En consecuencia, a efectos técnico jurídicos, se produce la introducción de miembro corporal al que se refiere el artículo 183.3 del Texto Sustantivo recogido en los escritos de acusación, cuando se lleva a cabo una penetración no total, ya que se consuma el delito en el supuesto del coito vestibular que es compatible con la ausencia de rotura o desgarro del himen, por lo que el resultado de las exploraciones ginecológicas de Lucía es acorde con lo narrado por ésta.
SEXTO. -Otro extremo que ha sido negado por Santiago es que él conociera la edad de Lucía, indicando que ella no le dijo que tenía 11 años y que tampoco hablaron sobre aspectos que pudieran hacerle pensar que tenía esa edad ya que no comentaron nada relativo a los estudios, había sido novia de Eulalio que tenía 19 años y, por el contrario, él no consideró atendiendo a la actitud de Lucía (que fumaba, bebía calimocho y se relacionaba con las chicas y chicos del grupo que tenían entre 16 y 19 años) que ella pudiera tener 11 años.
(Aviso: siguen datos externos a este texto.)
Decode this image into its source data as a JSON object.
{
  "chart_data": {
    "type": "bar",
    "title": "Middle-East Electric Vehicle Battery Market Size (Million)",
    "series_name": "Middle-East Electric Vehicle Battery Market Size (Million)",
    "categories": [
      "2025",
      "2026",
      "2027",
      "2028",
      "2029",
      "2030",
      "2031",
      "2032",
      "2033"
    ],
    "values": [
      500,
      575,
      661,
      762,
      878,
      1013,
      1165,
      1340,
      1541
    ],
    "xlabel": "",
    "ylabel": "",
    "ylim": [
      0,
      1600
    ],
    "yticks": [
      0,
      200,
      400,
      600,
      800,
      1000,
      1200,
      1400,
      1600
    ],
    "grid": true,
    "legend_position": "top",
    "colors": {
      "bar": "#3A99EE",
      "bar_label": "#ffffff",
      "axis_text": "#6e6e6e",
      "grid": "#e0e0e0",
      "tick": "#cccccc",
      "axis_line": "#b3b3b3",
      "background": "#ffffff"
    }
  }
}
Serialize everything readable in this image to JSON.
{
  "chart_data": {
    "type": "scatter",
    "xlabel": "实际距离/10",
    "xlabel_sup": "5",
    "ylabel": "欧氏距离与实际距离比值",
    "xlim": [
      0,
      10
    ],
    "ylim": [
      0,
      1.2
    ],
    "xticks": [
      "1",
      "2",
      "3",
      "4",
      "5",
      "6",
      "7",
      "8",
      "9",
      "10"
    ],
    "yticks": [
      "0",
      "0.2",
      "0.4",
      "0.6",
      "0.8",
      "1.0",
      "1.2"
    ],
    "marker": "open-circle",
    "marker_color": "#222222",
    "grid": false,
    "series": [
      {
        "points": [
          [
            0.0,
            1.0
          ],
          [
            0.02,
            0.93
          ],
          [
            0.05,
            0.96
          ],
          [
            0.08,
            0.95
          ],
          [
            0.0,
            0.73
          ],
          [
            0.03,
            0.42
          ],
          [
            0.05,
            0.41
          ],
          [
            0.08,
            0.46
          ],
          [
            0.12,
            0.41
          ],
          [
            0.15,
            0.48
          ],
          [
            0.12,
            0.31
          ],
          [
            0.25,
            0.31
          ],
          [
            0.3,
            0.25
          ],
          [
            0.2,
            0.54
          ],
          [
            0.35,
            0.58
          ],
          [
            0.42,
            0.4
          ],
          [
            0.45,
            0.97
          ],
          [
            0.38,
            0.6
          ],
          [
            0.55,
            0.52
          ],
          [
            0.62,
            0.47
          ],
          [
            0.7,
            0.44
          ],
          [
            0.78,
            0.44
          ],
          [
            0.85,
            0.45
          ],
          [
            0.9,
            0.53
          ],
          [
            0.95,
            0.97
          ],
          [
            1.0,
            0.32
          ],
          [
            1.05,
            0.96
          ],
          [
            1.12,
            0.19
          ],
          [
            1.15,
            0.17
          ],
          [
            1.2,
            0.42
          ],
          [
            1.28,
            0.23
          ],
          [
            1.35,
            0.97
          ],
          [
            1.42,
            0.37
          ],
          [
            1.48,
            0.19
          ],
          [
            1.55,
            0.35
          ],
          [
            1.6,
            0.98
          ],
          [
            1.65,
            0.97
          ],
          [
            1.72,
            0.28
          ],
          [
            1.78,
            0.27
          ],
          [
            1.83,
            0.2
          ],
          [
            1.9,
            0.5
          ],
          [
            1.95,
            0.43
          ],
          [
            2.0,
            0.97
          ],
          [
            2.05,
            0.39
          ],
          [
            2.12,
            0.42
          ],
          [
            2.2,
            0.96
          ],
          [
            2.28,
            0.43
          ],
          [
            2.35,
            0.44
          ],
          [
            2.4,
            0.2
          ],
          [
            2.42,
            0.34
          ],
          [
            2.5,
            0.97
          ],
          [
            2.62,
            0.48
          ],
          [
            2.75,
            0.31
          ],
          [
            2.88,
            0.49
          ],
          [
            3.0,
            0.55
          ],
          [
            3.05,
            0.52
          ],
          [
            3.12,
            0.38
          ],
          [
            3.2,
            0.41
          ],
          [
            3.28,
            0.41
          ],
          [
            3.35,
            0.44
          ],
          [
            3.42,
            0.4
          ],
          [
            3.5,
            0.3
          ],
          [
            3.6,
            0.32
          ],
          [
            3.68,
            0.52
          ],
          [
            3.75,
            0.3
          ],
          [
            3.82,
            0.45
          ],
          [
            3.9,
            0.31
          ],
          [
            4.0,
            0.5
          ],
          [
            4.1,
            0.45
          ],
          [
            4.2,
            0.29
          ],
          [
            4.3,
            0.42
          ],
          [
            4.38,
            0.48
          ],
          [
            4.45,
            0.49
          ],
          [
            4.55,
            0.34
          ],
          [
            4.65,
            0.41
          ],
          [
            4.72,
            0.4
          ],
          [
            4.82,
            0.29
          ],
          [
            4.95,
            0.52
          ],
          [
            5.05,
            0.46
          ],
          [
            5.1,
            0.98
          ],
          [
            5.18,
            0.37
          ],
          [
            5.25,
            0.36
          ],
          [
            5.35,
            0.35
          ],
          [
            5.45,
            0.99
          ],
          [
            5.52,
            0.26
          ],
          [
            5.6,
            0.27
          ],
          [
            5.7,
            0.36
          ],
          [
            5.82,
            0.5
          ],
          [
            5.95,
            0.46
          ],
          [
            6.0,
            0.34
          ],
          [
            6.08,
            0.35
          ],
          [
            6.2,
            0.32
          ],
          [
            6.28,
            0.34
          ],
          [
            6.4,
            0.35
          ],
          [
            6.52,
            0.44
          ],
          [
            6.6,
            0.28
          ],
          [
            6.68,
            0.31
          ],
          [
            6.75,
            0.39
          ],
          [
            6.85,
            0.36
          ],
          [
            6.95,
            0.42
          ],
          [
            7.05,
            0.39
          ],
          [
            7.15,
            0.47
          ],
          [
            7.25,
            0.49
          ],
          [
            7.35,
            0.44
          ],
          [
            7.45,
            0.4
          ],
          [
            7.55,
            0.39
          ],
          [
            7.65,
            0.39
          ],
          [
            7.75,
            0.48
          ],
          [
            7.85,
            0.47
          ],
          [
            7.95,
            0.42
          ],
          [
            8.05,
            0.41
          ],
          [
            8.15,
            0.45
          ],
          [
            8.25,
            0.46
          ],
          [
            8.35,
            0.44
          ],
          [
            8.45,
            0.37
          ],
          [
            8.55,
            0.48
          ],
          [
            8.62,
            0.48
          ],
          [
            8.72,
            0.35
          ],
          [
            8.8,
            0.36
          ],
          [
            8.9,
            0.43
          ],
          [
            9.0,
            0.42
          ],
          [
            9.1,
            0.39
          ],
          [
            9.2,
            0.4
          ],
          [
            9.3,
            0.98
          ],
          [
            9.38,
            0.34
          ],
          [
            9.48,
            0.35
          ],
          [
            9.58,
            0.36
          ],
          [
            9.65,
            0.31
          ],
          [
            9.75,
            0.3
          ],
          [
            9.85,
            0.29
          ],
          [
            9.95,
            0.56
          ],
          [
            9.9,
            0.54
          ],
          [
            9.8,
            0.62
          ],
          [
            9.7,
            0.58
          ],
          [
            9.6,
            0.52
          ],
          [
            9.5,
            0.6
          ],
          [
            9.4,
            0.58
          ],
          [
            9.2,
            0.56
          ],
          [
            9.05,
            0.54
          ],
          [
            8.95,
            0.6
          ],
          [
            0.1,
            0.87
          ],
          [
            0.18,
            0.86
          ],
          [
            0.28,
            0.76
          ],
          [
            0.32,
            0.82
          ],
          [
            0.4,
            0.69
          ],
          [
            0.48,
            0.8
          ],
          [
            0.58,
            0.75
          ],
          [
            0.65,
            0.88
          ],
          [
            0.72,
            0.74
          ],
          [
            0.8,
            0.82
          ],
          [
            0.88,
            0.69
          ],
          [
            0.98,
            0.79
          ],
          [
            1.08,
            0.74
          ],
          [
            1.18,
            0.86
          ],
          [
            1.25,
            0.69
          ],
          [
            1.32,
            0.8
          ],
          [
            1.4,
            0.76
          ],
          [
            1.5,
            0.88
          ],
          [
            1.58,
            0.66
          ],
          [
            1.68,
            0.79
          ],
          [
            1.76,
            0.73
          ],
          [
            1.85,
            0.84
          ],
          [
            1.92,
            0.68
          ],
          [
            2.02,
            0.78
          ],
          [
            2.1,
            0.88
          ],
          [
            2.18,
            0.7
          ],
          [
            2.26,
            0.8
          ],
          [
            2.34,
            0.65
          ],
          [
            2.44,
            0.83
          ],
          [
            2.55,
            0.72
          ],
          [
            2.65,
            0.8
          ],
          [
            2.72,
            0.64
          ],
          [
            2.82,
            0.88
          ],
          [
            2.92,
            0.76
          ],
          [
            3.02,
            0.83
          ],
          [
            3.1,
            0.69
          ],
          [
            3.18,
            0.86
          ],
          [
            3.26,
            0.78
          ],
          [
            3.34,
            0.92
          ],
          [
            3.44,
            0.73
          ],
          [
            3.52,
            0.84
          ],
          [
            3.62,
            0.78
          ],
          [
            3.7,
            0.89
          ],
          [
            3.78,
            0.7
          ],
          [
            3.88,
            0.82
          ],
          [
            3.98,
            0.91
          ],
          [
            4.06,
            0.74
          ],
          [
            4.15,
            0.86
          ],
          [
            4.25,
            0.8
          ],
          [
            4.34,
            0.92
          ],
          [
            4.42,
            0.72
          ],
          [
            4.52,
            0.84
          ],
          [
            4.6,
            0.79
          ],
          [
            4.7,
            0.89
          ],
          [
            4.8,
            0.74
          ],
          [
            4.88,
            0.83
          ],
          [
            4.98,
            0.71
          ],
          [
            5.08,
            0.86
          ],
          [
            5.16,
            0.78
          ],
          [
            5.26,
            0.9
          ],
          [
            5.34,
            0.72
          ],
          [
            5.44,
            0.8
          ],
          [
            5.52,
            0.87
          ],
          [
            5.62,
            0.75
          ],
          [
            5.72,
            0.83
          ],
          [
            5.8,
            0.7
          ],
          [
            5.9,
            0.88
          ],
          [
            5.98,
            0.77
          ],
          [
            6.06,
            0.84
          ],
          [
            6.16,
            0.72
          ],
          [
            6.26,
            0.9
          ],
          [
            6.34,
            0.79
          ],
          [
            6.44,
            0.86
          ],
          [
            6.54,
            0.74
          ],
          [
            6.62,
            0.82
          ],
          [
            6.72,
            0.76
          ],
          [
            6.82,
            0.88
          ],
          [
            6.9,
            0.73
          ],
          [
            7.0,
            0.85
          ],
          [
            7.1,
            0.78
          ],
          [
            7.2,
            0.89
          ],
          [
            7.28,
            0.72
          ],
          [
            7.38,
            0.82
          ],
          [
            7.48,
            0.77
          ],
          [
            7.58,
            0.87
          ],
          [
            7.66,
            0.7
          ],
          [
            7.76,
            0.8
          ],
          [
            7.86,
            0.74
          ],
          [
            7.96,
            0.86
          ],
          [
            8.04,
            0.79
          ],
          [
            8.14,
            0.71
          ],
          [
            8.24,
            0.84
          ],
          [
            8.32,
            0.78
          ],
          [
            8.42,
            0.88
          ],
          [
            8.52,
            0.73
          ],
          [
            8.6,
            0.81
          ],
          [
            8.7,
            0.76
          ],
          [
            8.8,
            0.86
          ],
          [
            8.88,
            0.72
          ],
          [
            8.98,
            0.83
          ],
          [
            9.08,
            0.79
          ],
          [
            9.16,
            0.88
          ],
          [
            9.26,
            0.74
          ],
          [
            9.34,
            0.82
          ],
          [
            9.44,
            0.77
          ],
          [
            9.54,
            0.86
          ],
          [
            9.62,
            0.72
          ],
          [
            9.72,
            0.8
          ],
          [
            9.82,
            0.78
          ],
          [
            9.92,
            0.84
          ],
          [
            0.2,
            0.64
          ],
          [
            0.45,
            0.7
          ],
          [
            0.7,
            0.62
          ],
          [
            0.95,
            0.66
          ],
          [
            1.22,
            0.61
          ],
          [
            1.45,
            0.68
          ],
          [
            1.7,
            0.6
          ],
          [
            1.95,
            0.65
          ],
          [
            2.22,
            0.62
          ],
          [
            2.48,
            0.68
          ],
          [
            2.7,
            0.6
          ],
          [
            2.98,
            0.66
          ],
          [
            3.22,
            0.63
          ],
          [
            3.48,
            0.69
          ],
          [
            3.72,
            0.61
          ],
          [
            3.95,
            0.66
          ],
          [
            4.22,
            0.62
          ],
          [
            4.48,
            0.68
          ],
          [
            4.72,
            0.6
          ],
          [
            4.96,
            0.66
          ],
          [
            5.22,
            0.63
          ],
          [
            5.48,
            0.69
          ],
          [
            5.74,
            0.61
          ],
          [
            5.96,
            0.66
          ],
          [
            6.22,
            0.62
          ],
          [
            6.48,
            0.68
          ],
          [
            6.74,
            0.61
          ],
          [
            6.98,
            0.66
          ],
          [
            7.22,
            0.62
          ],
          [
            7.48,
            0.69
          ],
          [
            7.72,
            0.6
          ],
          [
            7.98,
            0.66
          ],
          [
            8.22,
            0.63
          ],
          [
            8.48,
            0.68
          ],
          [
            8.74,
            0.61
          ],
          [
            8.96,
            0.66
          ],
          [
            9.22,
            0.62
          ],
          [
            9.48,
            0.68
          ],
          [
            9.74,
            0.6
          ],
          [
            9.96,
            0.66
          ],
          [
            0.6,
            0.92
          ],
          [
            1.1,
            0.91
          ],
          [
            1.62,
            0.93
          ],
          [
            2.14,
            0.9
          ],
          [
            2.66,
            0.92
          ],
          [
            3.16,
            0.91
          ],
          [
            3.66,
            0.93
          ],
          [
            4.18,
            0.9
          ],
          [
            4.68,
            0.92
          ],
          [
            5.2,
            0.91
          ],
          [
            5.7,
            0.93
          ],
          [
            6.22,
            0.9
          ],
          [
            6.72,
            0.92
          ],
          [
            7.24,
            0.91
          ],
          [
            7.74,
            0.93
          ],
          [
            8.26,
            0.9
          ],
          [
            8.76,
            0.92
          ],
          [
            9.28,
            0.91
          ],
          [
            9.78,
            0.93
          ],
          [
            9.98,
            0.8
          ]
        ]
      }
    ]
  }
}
La prueba testifical ha arrojado un resultado contrario a las manifestaciones del acusado. Lucía en la prueba preconstituida manifestó que Santiago conocía su edad, que ella le había dicho que tenía 11 años, que sabía también a qué curso iba y que él no le comentó nada sobre su edad. María Luisa manifestó que Santiago sí sabía la edad de Lucía, que era 'lo típico de que conoces a personas y sabes la edad, ya sabíamos la edad'. Antonio indico que él sabía que Lucía tenía 11 o 12 años y Santiago también lo sabía, que en esa fecha Santiago y él eran amigos y colegas. Lourdes indicó que suponía que Santiago sabía la edad de Lucía y, finalmente, Eulalio manifestó que Santiago conocía la edad de Lucía 'porque igual que yo le sacaba muchos años a Lucía'.
Pero no solamente es que los distintos miembros del grupo conocieran sus edades, es que Lucía no era una niña que aparentase una edad superior que la que tenía, y además de su madre y su tía, así lo indicaron también en el juicio oral el agente de la Policía nacional NUM005; la agente de la Guardia Civil NUM007 que precisó que 'a lo mejor sí podía aparentar que tuviera un año o dos más' pero no 16 o 17 años; la testigo Bibiana que es quien la auxilió en DIRECCION002 y dijo que no le preguntó la edad a Lucía pero que 'se veía que no era mayor de edad, no me pareció que pudiera ser mayor de edad, ni 17 ni 16, vamos, que se notaba que era una niña'.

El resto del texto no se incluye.